Anniversary to be celebrated with music and other events
By Christine Simek
On Sept. 15 and 16, the Chapel of Our Lady Restoration in Cold Spring will commemorate the 35th anniversary of its restoration with a celebratory weekend of musical performances, a historical exhibition — which will include prints of Thomas Wharton’s sketches of the chapel and village that were recently discovered in the New York Public Library — as well as tours, refreshments and other festivities. Local musicians will headline the event.
Local folks may be familiar with the chapel, to the extent that they know its location and may have heard something of the summer concerts held there or, perhaps, have seen one of the funky posters hanging around town advertising the Sunset Reading Series, which hosts nationally known authors at the chapel throughout the summer and fall.
According to members of the chapel’s board, the hope of the anniversary celebration is to make the Chapel of our Lady Restoration an integral part of the Philipstown community and to increase both its use and the involvement of residents in its care and preservation.
Built in 1833 of locally made red brick covered with stucco, the idea for the chapel was conceived by Governor Kemble — a lifelong patron of the arts and former diplomat who was a partner in establishing the West Point Foundry — who also donated the land and funds. The chapel was designed in the Greek Revival style by a young immigrant, 18-year-old Thomas Kelah Wharton. Abandoned in 1906, the building fell victim to the forces of nature and time.
The structure was ravaged by fire in 1927, and it laid in ruin until 1971 when, in the words of The New York Sunday News, “A Methodist, a Lutheran, a Jew, a Presbyterian or two, a scattering of Episcopalians and a handful of Catholics,” including actress Helen Hayes, came together to buy it from the archdiocese and undertake its restoration. Once the restoration was complete, the chapel was dedicated as an ecumenical site in 1977. In 2009 a low-laying and “green” addition — the chancery — was made to the locale.

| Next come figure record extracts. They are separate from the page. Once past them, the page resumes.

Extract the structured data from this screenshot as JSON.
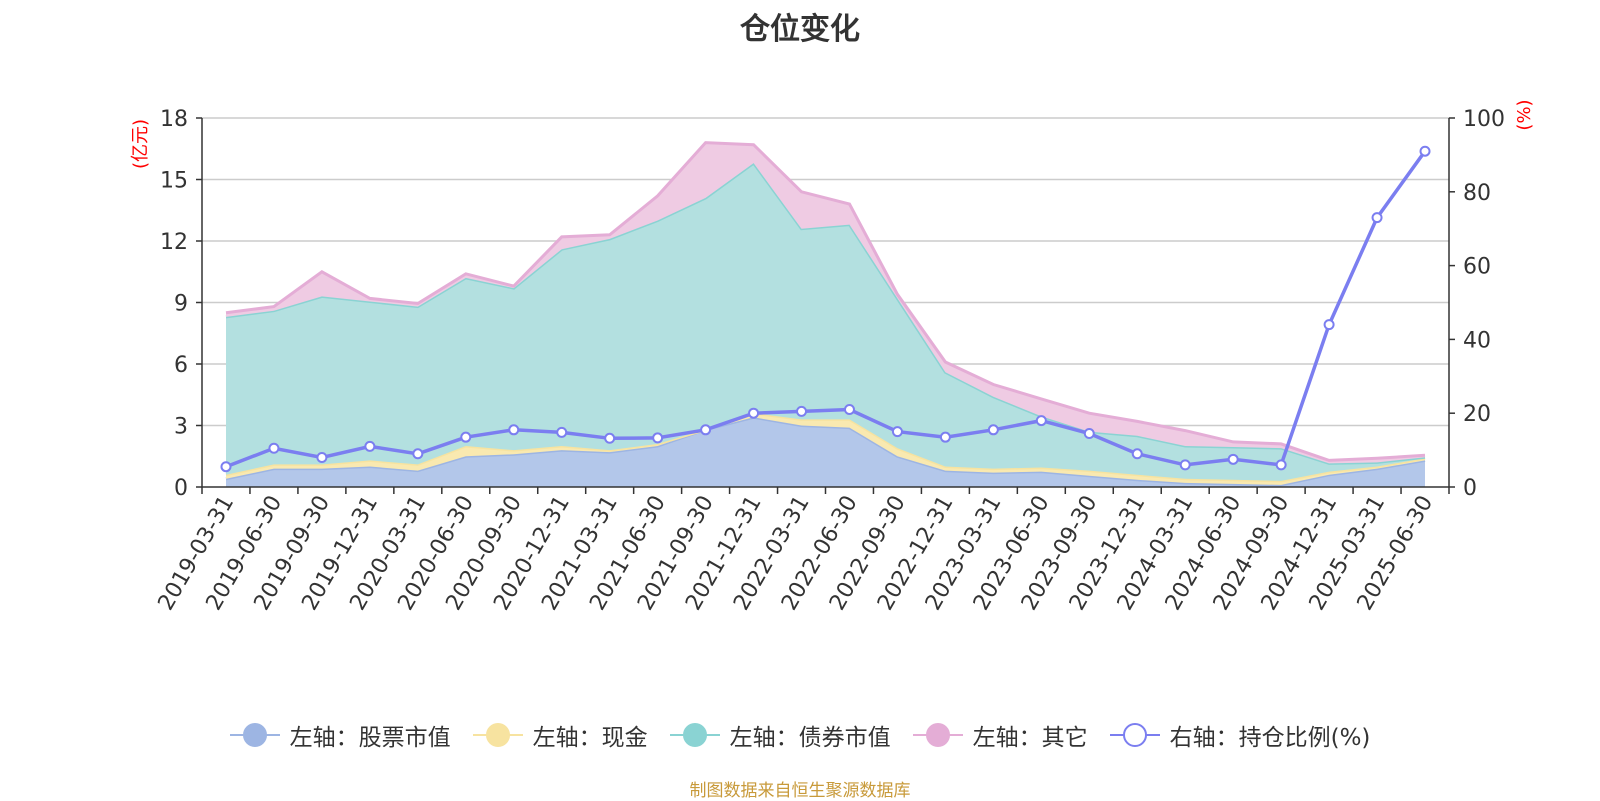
{
  "chart_data": {
    "type": "area",
    "title": "仓位变化",
    "left_axis_unit": "(亿元)",
    "right_axis_unit": "(%)",
    "left_ylim": [
      0,
      18
    ],
    "left_ticks": [
      "0",
      "3",
      "6",
      "9",
      "12",
      "15",
      "18"
    ],
    "right_ylim": [
      0,
      100
    ],
    "right_ticks": [
      "0",
      "20",
      "40",
      "60",
      "80",
      "100"
    ],
    "grid": true,
    "legend_position": "bottom",
    "categories": [
      "2019-03-31",
      "2019-06-30",
      "2019-09-30",
      "2019-12-31",
      "2020-03-31",
      "2020-06-30",
      "2020-09-30",
      "2020-12-31",
      "2021-03-31",
      "2021-06-30",
      "2021-09-30",
      "2021-12-31",
      "2022-03-31",
      "2022-06-30",
      "2022-09-30",
      "2022-12-31",
      "2023-03-31",
      "2023-06-30",
      "2023-09-30",
      "2023-12-31",
      "2024-03-31",
      "2024-06-30",
      "2024-09-30",
      "2024-12-31",
      "2025-03-31",
      "2025-06-30"
    ],
    "stacked_series": [
      {
        "name": "左轴：股票市值",
        "axis": "left",
        "color": "#9db5e3",
        "fill": "#b3c7ea",
        "values": [
          0.4,
          0.9,
          0.9,
          1.0,
          0.8,
          1.5,
          1.6,
          1.8,
          1.7,
          2.0,
          2.8,
          3.4,
          3.0,
          2.9,
          1.5,
          0.8,
          0.7,
          0.75,
          0.55,
          0.35,
          0.2,
          0.15,
          0.1,
          0.6,
          0.9,
          1.3
        ]
      },
      {
        "name": "左轴：现金",
        "axis": "left",
        "color": "#f7e3a0",
        "fill": "#f9e9b0",
        "values": [
          0.2,
          0.2,
          0.2,
          0.3,
          0.3,
          0.5,
          0.2,
          0.2,
          0.1,
          0.1,
          0.0,
          0.2,
          0.3,
          0.4,
          0.4,
          0.2,
          0.2,
          0.2,
          0.25,
          0.25,
          0.2,
          0.2,
          0.2,
          0.15,
          0.1,
          0.1
        ]
      },
      {
        "name": "左轴：债券市值",
        "axis": "left",
        "color": "#8ad3d3",
        "fill": "#b3e0e0",
        "values": [
          7.7,
          7.5,
          8.2,
          7.75,
          7.7,
          8.2,
          7.9,
          9.6,
          10.3,
          10.9,
          11.3,
          12.2,
          9.3,
          9.5,
          7.3,
          4.6,
          3.5,
          2.5,
          1.9,
          1.9,
          1.6,
          1.6,
          1.6,
          0.4,
          0.2,
          0.05
        ]
      },
      {
        "name": "左轴：其它",
        "axis": "left",
        "color": "#e4add6",
        "fill": "#efcbe3",
        "values": [
          0.2,
          0.2,
          1.2,
          0.15,
          0.15,
          0.2,
          0.1,
          0.6,
          0.2,
          1.2,
          2.7,
          0.9,
          1.8,
          1.0,
          0.2,
          0.5,
          0.6,
          0.85,
          0.9,
          0.7,
          0.75,
          0.25,
          0.2,
          0.15,
          0.2,
          0.1
        ]
      }
    ],
    "line_series": {
      "name": "右轴：持仓比例(%)",
      "axis": "right",
      "color": "#7b7ef0",
      "values": [
        5.5,
        10.5,
        8,
        11,
        9,
        13.5,
        15.5,
        14.8,
        13.2,
        13.3,
        15.5,
        20,
        20.5,
        21,
        15,
        13.5,
        15.5,
        18,
        14.5,
        9,
        6,
        7.5,
        6,
        44,
        73,
        91
      ]
    }
  },
  "footnote": "制图数据来自恒生聚源数据库"
}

Board member Marcelline Thompson said, “The next chapter for the chapel features essential objectives of fundraising and outreach … driven by the desire to more fully embrace the community and promote its involvement.” According to Thompson, “There are many needs, not the least of which is to air condition the chapel, but the board’s great hope is to inaugurate a schedule of opening hours so that this beautiful building, listed on the National Register of Historic Places, can become a destination, one to be enjoyed by all.”

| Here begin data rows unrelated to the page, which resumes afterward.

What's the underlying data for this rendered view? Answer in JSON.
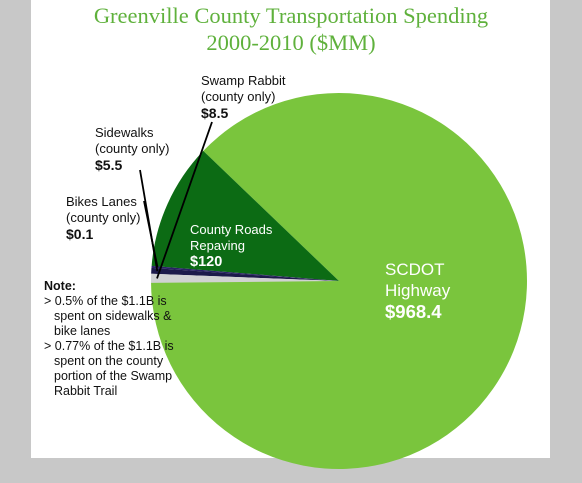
{
  "title_line1": "Greenville County Transportation Spending",
  "title_line2": "2000-2010 ($MM)",
  "colors": {
    "highway": "#7ac53d",
    "roads": "#0c6b14",
    "bikes": "#2a2266",
    "sidewalks": "#1c1a4a",
    "swamp": "#d0d2d2",
    "title": "#5fb13c"
  },
  "chart_data": {
    "type": "pie",
    "title": "Greenville County Transportation Spending 2000-2010 ($MM)",
    "slices": [
      {
        "name": "SCDOT Highway",
        "value": 968.4,
        "value_label": "$968.4"
      },
      {
        "name": "County Roads Repaving",
        "value": 120,
        "value_label": "$120"
      },
      {
        "name": "Bikes Lanes (county only)",
        "value": 0.1,
        "value_label": "$0.1"
      },
      {
        "name": "Sidewalks (county only)",
        "value": 5.5,
        "value_label": "$5.5"
      },
      {
        "name": "Swamp Rabbit (county only)",
        "value": 8.5,
        "value_label": "$8.5"
      }
    ]
  },
  "labels": {
    "swamp": {
      "line1": "Swamp Rabbit",
      "line2": "(county only)",
      "value": "$8.5"
    },
    "sidewalks": {
      "line1": "Sidewalks",
      "line2": "(county only)",
      "value": "$5.5"
    },
    "bikes": {
      "line1": "Bikes Lanes",
      "line2": "(county only)",
      "value": "$0.1"
    },
    "roads": {
      "line1": "County Roads",
      "line2": "Repaving",
      "value": "$120"
    },
    "highway": {
      "line1": "SCDOT",
      "line2": "Highway",
      "value": "$968.4"
    }
  },
  "note": {
    "title": "Note:",
    "items": [
      "> 0.5% of the $1.1B is spent on sidewalks & bike lanes",
      "> 0.77% of the $1.1B is spent on the county portion of the Swamp Rabbit Trail"
    ]
  }
}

The proposed fjord hike/bike trail (connecting Cold Spring and Beacon along the Metro-North line) and the current renovation and rebuilding of the West Point Foundry Preserve situates the chapel at the heart of Cold Spring’s waterfront, a location that could make it a port of call for tourists and residents alike.
Mike Armstrong, president of the chapel board says, “We’re encouraging construction of a path on the west side of Market Street up to New Street so that people coming from Metro-North could use that route as an anchor to the river walk. Conceivably you could start at Foundry Dock Park, visit the chapel, and continue up towards Main Street where you could connect with the river walk going north.”
To keep the chapel open on a more regular basis would require it being staffed, however, and right now the nonprofit organization does not have the funds to pay for such an expense. The entirely volunteer board already puts time in on weekends to keep the free music series going and to check in at the facilities after weddings.
Each board member was quick to point out the chapel’s ecumenical character as being an essential part of its character. Despite the many wedding ceremonies that take place on the site, the Chapel Restoration was established as an all-inclusive, universally welcoming, non-denominational venue. The board is seeking to find ways to encourage residents and visitors of every creed, color and character to enjoy the beauty and peace that the space and setting cultivate.
Chapel board member Gail Greet Hannah, emphasizes this sentiment. “My hope for the future of the Chapel Restoration,” she says, “is that we are able to expand our role in the cultural life of the community and to collaborate strategically with our Putnam History Museum and Foundry Preserve partners to tell the compelling story of Cold Spring’s historic development and significance.”
In November 1834, the New York Mirror, wrote about the Chapel of our Lady: “Its situation, opposite West Point, on a high rock overlooking the Hudson, and surrounded by majestic mountains, is extremely well chosen, and the traveler … cannot but be struck with its romantic beauty.” Thompson concurred, “With everyone’s help, [the chapel] may finally take its rightful position in the pantheon of the area’s important sites and be a must-see stop on the route of the little green trolley.”
The schedule of musicians for the event is as follows: Saturday, Sept. 15, 1 p.m. Seth Gallagher, 3 p.m. Tiki Daddy, 5 p.m. Joe McPhee. Sunday, Sept. 16, 1 p.m. Tom McCoy and John Cimino, 3 p.m. Rebecca Cross, 5 p.m. Open Book (Michele Rubin, Rick Gender and Mike LaRocco). The events are free and open to the public.